J’ai écrit Dossier Paradis presque sans le faire exprès. J’en ai retrouvé récemment une toute première scène, écrite il y a longtemps, que j’avais titrée Félicitations sincères, condensé de l’échange verbal au cours duquel mon patron venait de m’annoncer à grand renfort de compliments une augmentation annuelle dérisoire. J’étais alors l’assistante personnelle d’un notaire associé à un grand cabinet d’avocats de la place parisienne et notre rythme de travail frôlait l’inhumain. Par la suite, j’ai réservé le même traitement à d’autres situations que je pouvais vivre au bureau, tout aussi teintées d’absurde, tout aussi vaines – parfois franchement comiques.

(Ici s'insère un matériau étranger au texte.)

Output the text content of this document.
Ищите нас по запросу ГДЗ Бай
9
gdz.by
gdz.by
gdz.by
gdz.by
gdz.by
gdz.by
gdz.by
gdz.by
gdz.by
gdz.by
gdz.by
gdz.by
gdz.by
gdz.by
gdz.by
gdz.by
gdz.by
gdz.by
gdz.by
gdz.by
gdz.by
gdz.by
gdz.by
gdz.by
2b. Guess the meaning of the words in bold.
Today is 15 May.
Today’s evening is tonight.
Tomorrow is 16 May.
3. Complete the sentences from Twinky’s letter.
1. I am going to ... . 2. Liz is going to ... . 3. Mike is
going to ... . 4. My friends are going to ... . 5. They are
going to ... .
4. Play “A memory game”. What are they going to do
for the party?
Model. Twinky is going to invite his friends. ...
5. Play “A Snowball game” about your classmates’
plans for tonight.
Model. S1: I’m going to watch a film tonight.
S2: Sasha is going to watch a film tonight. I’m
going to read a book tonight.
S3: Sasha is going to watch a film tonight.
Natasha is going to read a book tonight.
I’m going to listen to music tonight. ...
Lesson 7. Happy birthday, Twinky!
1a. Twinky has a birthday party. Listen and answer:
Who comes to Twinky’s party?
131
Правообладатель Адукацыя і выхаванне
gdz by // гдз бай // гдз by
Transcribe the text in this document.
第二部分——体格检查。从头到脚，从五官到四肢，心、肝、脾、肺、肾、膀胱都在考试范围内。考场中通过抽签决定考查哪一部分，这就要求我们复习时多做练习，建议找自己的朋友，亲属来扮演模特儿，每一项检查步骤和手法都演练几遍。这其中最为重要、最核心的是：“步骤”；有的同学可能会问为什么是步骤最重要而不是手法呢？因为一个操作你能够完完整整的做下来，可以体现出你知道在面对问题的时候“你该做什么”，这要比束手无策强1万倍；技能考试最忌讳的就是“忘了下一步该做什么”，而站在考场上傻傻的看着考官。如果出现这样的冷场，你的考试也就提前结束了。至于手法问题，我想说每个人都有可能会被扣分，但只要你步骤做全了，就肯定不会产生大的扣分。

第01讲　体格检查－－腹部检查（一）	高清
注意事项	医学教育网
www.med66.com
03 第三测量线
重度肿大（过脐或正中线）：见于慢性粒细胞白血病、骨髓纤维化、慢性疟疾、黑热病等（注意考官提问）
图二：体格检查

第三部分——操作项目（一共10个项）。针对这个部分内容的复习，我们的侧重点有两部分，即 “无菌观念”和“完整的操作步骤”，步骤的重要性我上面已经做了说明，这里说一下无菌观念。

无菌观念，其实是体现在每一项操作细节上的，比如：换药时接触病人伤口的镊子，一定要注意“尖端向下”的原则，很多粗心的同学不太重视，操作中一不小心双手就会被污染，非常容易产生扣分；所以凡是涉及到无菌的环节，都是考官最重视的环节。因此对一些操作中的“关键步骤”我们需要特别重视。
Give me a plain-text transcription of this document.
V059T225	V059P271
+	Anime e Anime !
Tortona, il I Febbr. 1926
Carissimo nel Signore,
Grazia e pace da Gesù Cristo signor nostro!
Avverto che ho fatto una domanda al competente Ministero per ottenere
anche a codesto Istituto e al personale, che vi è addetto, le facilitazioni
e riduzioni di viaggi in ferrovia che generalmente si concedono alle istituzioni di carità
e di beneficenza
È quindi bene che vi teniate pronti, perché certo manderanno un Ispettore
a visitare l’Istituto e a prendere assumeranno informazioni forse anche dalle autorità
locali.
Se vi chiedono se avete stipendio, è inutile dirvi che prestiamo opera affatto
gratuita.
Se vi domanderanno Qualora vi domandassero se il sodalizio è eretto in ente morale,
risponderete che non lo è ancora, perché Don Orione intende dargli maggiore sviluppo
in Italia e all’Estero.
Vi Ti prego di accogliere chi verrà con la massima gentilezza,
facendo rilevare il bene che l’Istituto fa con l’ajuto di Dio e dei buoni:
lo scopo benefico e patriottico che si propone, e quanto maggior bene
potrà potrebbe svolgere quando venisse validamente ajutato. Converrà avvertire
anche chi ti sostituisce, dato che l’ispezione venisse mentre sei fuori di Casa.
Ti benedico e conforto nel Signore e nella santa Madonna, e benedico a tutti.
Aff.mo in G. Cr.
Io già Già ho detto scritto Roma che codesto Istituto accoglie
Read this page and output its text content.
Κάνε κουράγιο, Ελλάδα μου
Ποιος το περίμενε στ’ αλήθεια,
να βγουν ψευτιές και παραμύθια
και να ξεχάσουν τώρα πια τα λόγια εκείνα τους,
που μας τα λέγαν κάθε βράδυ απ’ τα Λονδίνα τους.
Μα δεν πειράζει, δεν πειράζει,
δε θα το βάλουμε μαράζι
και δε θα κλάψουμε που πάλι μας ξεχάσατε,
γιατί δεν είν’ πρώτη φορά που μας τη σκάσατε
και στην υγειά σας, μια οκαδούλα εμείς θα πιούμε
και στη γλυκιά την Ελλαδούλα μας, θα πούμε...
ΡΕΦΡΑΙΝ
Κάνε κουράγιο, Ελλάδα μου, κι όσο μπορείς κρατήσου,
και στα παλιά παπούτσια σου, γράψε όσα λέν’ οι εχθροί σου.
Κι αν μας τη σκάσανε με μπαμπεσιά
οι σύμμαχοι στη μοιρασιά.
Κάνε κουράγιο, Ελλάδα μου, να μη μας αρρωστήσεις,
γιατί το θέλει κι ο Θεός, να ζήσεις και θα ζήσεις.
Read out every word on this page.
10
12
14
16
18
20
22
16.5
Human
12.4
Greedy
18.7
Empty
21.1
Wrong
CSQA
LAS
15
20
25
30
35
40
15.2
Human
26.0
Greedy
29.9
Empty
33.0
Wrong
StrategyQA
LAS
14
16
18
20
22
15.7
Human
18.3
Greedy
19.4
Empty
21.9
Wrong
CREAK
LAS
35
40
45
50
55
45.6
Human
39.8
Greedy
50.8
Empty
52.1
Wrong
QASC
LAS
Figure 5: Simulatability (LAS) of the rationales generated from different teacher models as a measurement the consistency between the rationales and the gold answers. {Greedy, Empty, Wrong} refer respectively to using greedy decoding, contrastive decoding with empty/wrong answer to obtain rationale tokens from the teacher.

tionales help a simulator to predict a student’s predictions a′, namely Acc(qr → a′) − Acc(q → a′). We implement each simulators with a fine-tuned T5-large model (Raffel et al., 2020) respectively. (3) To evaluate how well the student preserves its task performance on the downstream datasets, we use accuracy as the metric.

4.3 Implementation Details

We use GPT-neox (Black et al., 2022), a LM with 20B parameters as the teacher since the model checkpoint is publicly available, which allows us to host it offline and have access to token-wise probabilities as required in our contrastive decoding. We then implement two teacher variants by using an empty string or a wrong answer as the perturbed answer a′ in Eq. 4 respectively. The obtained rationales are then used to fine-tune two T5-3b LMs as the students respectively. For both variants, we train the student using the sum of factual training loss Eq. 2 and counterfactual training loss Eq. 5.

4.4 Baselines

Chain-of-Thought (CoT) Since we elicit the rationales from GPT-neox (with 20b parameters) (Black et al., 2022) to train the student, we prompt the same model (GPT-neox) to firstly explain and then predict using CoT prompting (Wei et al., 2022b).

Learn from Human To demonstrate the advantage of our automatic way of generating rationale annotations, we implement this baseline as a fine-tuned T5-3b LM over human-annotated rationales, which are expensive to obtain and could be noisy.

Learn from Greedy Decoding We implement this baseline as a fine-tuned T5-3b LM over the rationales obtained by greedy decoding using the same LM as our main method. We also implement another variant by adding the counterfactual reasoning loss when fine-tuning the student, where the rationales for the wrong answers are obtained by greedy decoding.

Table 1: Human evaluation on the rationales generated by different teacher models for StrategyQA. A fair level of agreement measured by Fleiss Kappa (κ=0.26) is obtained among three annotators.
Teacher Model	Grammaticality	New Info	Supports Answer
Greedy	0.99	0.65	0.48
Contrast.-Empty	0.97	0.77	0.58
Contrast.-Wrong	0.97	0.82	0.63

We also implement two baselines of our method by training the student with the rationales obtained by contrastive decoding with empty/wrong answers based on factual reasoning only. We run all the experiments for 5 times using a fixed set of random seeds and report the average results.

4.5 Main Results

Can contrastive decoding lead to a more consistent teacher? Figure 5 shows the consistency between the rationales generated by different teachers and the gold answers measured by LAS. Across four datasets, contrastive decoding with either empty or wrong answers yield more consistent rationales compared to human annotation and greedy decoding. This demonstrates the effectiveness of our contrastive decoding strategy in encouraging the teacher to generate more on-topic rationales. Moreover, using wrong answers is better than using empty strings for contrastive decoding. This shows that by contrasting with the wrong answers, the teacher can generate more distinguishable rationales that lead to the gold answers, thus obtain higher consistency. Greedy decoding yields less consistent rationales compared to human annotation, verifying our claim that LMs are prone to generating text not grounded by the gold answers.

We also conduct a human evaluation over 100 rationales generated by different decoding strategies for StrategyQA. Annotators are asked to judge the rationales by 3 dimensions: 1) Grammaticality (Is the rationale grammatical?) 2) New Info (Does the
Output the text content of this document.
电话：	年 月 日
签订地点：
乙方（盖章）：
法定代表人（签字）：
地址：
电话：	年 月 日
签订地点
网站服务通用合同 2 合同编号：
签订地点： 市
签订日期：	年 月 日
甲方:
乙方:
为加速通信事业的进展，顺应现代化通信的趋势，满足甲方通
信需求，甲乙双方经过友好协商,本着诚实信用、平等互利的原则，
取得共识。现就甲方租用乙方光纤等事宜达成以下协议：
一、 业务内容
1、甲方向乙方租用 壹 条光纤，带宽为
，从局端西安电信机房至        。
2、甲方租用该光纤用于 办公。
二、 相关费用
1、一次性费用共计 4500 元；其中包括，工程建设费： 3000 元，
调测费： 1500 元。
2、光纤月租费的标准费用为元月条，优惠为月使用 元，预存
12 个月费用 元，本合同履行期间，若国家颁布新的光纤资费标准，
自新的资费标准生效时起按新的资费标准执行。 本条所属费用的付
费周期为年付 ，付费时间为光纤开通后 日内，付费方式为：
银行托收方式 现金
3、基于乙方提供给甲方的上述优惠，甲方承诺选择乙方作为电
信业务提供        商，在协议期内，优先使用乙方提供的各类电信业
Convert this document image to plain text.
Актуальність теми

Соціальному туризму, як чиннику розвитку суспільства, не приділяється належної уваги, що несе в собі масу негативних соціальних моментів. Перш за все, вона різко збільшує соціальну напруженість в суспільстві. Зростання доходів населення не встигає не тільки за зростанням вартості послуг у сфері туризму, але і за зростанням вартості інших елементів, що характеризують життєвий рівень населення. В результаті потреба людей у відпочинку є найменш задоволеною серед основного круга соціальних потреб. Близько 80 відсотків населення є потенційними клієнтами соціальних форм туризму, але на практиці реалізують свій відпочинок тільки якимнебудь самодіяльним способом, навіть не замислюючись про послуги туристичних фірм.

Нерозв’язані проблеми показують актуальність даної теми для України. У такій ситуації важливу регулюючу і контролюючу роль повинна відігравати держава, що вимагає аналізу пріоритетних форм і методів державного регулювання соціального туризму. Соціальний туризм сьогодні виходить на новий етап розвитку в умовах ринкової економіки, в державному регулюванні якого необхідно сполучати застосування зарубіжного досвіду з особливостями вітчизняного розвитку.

Le peu de mots que comporte mon texte est le reflet d’une réalité : nous n’avions pas le temps d’échanger de plus longues phrases.
Une base autobiographique
Puis, sans que je m’en rende vraiment compte, mon texte a bifurqué vers le merveilleux, le lyrique, l’inquiétant. Je n’ai d’ailleurs pas été surprise quand les circonstances réelles ont fini par connaître une issue presqu’aussi violente que celle que j’avais imaginée dans Dossier Paradis.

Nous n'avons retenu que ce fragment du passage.